We acknowledge that our study suffers from some limitations. First of all, information on BMI was only available for 41% of the population-based cohort. As height and weight were better recorded at the public hospitals, our study sample shows an over-representation of women with basic health insurance. However, we believe that, by adjusting for health insurance type, the association between obesity and tumour diagnosis and treatment characteristics is valid. Nevertheless, our study may have overestimated the prevalence of obesity in Geneva breast cancer patients, as women with basic health insurance had a higher tendency towards obesity.

Also, by using a single measure of body weight, we did not take weight changes during diagnosis and treatment process into account. Even though the baseline body weight would be more relevant when evaluating diagnosis aspects of the disease, it may be less so when analyzing the pattern of care.

Finally, the small sample size prevents us for drawing definite conclusion, and the results should be used to generate hypothesis as well as need confirmation in larger data sets.

In conclusion, our results emphasize that obesity has an impact on diagnosis and treatment of breast cancer, which may partly explain the impaired outcome associated with obesity.

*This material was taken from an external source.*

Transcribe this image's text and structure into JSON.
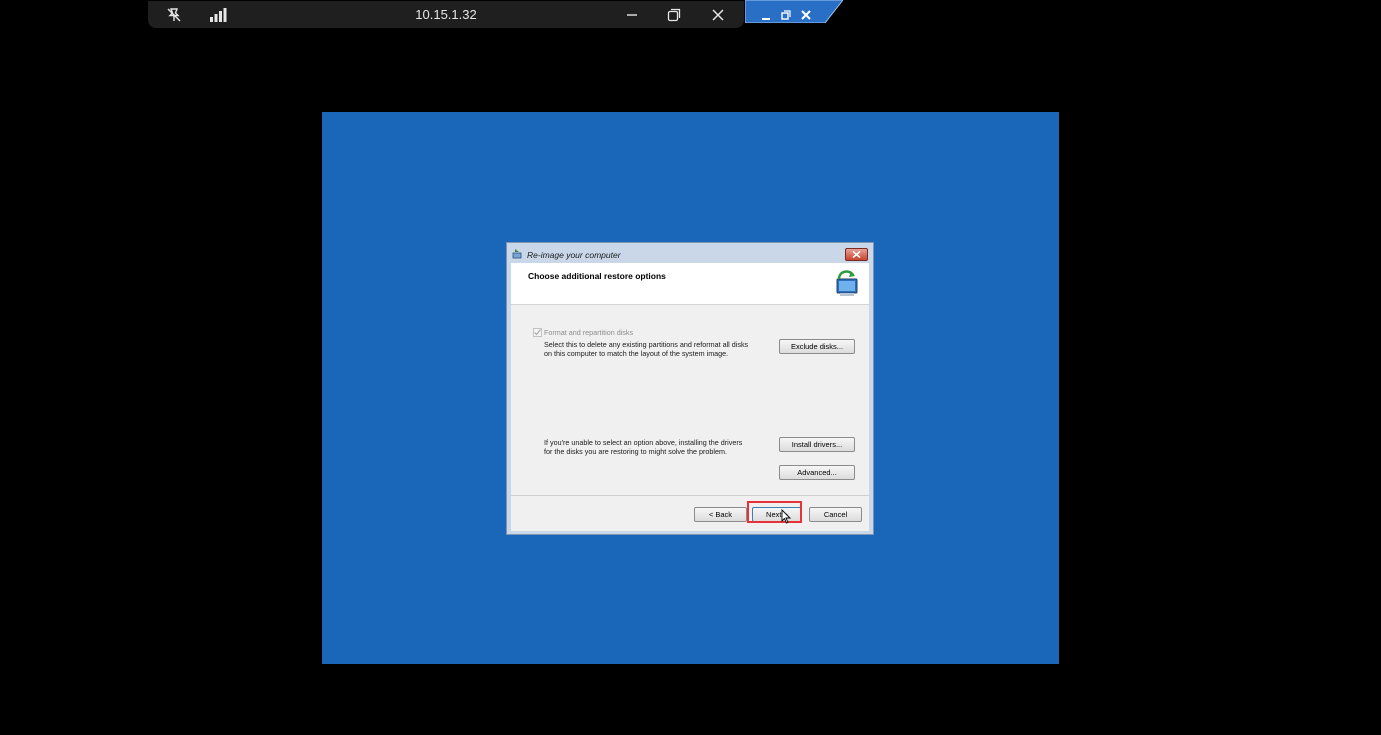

These results indicate the need for more tailored care of obese patients with breast cancer. Women and clinicians have to be informed on the limited value of breast (self-) examination associated with obesity. Also, specific strategies should focus on improving access to complete clinical and radiological workup, as well as on solving medical and technical constraints for the treatment of obese women with breast cancer.